Biggest rabbit (hare?)I’ve ever seen:
We returned our itinerary and told the NPS of our changes. You don’t have to make reservations for campsites, but they do like to know your general plan before you set out so they have an idea of where people are located in case there is an emergency.
Wedrove through the night back to Detroit (and I saw a shooting star!). I dropped Matt off, took a nap, picked up my favorite chocolate ever from a local chocolatier, and then headed to Kentucky. We stopped and took this photo at the place where I went swimming on the way up. These photos are actually taken at 2am in the morning… but the moon was so bright it looks like day (and it’s a long exposure).
I had hopes of getting back in the water but was a little too cold to do so.
All in all it was an AMAZING trip. I survived (and Matt survived me).
I am so glad we went and would go back in a heartbeat.
It was unlike anywhere I have ever been.

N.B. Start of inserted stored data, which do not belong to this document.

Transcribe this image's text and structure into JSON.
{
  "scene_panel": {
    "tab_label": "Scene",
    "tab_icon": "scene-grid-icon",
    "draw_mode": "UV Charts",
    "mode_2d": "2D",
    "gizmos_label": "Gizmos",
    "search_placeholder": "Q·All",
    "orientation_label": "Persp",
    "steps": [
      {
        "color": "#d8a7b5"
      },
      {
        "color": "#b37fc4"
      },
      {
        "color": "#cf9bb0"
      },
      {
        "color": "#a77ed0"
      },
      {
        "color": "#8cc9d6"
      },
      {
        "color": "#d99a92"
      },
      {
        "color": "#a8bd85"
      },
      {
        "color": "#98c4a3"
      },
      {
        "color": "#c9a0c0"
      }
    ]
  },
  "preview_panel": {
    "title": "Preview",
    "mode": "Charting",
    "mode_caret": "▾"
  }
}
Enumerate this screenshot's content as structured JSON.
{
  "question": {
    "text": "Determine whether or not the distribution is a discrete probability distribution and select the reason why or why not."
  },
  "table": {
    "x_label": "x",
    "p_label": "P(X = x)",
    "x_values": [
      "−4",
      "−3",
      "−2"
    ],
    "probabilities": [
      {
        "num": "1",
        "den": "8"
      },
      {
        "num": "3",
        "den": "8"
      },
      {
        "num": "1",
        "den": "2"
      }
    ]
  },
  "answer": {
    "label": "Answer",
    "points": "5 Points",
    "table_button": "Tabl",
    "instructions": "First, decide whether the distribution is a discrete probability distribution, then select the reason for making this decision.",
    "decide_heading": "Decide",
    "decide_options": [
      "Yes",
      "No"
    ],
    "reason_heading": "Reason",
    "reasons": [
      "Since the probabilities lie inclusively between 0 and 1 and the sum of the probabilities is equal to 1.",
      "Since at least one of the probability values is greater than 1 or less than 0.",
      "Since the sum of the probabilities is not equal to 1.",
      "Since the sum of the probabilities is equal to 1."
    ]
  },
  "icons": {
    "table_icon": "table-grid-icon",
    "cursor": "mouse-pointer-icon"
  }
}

So remote and empty and quiet.
The few people we ran into were very nice.
Next time we go I am going to be in ship shape before the trip. I really need to do better at balancing studying with my health.
If you are even thinking about going. Go! I lived in Maine a stones throw from Acadia National Park for three years and in the weeks leading up to Isle Royale I looked at tons of photos online and kept thinking… it looks just like Maine… why make such a long trip when we could just go to Maine and see all our friends… but it is totally, totally worth it. It has a very different feeling than Maine.